Optional remediation
Automatic remediation exists, but it is usually safer to review the findings and remediate manually.
Use the scan output to identify failed rules, then fix them individually. That gives you far more control and reduces the chance of breaking SSH, auth, services, boot settings, or package policy unexpectedly.
Generate a remediation script
If you still want a generated fix script for review, use --fix-type bash --remediate only after testing on a disposable machine first.
sudo oscap xccdf eval \
--profile xccdf_org.ssgproject.content_profile_cis \
--results ~/openscap-remediate-results.xml \
--report ~/openscap-remediate-report.html \
--fix-type bash \
--remediate \
/usr/share/xml/scap/ssg/content/ssg-rhel9-ds.xml
That applies changes during evaluation. Safer alternatives are:
- Generate a fix script for inspection first.
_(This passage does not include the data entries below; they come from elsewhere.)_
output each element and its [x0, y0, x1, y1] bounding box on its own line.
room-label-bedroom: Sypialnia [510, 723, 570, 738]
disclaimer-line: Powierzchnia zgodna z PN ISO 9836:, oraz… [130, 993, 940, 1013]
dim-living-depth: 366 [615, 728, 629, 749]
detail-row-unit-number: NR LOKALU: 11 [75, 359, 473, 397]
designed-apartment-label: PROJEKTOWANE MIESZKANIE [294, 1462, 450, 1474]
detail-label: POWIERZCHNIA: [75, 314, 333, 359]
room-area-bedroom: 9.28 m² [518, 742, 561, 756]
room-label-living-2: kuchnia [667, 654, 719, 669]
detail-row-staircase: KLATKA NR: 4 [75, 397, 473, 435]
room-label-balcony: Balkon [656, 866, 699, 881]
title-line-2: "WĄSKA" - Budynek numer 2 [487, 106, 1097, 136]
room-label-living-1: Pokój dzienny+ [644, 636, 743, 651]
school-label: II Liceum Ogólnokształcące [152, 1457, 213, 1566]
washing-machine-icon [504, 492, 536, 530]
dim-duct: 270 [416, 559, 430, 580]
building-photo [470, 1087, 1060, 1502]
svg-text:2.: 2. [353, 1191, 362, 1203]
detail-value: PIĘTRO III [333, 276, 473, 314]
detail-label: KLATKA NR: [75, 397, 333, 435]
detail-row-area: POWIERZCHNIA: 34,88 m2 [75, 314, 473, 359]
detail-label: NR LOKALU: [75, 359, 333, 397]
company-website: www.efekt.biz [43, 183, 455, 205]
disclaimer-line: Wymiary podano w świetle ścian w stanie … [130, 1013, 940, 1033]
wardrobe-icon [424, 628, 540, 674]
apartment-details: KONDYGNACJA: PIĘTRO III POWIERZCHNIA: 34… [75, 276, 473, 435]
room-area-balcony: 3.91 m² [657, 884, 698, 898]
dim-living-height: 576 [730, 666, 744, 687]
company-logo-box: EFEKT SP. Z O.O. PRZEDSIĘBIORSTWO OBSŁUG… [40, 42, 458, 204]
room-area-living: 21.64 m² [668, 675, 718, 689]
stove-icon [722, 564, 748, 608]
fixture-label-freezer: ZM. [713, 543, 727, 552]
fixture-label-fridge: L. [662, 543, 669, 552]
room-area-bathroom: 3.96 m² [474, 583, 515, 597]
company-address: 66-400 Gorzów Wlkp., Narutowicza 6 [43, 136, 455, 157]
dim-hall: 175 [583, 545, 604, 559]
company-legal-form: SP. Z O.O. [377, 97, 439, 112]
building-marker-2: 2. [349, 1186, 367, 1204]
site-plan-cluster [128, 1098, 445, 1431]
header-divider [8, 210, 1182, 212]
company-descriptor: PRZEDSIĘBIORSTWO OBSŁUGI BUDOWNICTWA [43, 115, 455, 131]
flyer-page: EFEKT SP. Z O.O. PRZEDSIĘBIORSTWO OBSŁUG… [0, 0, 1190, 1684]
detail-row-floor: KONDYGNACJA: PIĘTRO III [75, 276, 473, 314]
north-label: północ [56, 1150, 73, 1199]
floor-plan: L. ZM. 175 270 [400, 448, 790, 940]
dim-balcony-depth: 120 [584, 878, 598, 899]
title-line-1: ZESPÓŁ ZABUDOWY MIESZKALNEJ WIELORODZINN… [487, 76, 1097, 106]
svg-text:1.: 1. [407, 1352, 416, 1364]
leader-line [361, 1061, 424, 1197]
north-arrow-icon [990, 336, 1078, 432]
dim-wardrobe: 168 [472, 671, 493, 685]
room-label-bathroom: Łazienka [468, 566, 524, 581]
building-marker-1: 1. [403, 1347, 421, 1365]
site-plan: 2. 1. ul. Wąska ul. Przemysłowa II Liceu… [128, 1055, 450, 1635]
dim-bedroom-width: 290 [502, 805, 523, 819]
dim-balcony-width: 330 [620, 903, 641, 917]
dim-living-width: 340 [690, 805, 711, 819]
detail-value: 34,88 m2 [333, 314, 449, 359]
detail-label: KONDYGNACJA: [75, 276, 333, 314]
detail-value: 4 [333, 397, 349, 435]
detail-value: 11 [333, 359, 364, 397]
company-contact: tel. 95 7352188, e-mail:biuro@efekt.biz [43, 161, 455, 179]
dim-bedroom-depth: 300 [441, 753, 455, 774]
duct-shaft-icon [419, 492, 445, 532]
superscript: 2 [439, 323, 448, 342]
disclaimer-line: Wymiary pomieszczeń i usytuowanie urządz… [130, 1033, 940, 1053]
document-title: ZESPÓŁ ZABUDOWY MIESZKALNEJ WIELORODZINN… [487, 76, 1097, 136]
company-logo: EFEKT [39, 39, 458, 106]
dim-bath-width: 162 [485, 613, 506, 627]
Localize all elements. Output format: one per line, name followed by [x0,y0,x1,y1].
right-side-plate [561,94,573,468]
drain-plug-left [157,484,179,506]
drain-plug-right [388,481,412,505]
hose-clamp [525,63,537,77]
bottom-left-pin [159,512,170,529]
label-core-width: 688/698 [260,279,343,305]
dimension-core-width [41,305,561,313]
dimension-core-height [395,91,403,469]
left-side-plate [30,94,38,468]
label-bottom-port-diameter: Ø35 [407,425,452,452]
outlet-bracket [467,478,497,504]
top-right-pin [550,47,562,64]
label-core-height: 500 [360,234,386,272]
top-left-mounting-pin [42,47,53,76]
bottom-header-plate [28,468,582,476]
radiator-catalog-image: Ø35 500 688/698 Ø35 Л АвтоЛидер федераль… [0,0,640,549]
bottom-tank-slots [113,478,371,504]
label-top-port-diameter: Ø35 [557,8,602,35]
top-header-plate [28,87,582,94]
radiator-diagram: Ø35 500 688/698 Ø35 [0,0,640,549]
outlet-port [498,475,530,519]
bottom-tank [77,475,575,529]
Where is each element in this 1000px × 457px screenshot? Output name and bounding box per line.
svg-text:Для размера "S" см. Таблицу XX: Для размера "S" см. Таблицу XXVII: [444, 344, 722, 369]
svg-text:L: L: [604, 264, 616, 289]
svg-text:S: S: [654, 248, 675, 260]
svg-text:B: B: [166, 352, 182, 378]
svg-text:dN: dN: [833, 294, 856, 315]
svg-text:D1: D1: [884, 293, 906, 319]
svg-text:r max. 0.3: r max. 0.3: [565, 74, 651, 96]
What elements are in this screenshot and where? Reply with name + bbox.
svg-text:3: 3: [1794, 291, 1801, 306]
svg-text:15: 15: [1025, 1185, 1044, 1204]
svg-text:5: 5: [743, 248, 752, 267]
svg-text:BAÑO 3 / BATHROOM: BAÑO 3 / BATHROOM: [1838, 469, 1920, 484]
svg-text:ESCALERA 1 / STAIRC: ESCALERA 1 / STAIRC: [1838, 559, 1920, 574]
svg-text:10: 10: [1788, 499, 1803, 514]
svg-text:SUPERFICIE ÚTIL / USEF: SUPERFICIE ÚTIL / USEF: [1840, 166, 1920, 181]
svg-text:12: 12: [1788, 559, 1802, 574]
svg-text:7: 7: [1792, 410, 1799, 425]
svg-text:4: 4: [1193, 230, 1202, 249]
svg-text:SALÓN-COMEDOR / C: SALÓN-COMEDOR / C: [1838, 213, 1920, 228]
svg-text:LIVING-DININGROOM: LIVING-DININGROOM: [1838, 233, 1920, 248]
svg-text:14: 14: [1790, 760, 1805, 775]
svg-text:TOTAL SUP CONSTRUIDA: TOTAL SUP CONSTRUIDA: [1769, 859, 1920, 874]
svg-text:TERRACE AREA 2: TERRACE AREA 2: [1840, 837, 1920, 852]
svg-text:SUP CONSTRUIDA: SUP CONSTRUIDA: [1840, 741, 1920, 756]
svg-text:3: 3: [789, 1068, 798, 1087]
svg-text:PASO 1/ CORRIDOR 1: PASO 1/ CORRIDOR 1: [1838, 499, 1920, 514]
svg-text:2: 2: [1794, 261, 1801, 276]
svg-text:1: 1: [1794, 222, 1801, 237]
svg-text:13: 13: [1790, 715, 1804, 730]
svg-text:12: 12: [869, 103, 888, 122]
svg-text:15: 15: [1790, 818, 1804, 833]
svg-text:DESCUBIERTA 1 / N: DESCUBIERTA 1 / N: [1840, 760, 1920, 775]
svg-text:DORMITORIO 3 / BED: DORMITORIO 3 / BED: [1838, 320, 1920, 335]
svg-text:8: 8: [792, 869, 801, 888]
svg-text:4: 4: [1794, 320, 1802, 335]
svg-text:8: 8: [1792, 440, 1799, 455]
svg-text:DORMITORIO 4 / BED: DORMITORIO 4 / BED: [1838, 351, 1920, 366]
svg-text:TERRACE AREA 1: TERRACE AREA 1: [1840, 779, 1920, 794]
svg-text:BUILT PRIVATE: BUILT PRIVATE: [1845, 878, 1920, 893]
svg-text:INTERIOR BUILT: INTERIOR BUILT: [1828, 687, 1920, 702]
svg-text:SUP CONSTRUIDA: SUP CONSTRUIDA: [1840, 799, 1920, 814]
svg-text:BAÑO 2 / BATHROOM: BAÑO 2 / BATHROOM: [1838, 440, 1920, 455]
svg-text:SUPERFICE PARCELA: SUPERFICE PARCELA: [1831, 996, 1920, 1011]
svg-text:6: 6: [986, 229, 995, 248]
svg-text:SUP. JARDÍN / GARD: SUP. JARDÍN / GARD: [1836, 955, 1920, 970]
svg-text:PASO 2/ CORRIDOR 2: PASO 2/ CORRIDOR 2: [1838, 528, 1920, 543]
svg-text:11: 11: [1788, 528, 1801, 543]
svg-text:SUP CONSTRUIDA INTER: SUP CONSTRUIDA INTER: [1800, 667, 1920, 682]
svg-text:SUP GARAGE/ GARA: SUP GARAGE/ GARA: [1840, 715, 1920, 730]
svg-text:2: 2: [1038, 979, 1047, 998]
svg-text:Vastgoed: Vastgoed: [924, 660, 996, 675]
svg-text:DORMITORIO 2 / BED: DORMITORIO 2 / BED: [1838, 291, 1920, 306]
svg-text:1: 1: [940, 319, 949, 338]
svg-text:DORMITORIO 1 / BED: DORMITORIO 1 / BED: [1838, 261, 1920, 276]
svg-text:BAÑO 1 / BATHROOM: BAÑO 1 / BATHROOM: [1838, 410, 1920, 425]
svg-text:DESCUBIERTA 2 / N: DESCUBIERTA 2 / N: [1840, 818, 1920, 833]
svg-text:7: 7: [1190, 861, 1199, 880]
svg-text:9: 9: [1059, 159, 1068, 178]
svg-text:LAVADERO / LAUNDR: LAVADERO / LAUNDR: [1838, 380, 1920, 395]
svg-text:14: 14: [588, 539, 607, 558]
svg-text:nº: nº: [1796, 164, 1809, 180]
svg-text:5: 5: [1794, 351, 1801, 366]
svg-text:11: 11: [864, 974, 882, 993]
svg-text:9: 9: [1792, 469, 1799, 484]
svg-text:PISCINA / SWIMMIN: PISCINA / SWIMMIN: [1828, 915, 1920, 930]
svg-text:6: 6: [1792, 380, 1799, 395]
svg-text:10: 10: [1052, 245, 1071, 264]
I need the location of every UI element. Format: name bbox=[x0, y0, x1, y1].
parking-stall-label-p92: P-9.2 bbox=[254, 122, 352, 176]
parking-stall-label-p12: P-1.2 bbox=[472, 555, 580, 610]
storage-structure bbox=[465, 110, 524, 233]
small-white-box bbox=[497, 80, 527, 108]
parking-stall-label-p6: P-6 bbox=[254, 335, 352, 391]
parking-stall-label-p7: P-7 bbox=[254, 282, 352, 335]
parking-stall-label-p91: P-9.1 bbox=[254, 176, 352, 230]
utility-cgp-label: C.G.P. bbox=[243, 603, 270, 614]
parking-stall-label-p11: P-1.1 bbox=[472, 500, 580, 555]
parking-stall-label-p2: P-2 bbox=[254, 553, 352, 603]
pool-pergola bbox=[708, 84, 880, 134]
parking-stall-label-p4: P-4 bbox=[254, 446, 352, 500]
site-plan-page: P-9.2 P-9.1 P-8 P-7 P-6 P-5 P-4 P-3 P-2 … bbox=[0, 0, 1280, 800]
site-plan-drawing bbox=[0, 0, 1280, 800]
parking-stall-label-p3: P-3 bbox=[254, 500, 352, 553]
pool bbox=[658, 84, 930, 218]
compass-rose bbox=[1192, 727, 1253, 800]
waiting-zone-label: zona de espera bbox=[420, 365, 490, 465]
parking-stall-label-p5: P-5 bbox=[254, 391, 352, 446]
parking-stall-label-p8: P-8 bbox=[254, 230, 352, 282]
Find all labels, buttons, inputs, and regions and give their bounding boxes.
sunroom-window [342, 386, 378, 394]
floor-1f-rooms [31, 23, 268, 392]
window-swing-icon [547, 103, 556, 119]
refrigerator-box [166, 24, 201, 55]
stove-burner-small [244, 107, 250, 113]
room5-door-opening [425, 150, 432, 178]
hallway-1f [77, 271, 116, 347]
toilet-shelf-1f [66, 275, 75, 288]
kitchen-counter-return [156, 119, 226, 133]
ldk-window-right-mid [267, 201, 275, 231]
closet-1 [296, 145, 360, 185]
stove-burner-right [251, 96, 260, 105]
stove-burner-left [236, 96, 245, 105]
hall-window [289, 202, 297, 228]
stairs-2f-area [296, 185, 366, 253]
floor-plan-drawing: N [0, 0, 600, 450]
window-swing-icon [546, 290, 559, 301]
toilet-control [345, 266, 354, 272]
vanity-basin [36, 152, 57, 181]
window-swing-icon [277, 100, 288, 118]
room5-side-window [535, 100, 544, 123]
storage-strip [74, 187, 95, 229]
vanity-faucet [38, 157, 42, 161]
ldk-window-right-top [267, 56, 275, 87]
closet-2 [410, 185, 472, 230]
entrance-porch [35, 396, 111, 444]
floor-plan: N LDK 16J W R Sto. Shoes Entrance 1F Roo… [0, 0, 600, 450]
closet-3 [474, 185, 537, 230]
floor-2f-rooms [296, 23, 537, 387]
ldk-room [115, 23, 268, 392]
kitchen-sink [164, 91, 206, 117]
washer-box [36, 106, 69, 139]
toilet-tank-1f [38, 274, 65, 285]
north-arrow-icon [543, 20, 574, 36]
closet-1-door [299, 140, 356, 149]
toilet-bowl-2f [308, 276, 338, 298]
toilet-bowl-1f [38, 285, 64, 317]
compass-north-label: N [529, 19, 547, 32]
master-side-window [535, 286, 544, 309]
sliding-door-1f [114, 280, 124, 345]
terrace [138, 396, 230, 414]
- Review failed rules from the HTML report.
- Apply only the specific changes you actually want.
Generate fixes without applying them immediately
You can also export a script and inspect it before touching the system.
oscap xccdf generate fix \
--profile xccdf_org.ssgproject.content_profile_cis \
--fix-type bash \
/usr/share/xml/scap/ssg/content/ssg-rhel9-ds.xml \
> openscap-rhel9-cis-fix.sh
Review the script carefully before running it.
Output files
Typical output files:
~/openscap-ubuntu2404-cis-l1-results.xml~/openscap-ubuntu2404-cis-l1-report.html~/openscap-rhel9-cis-results.xml~/openscap-rhel9-cis-report.html
Open the HTML report in a browser and work through failures one control at a time.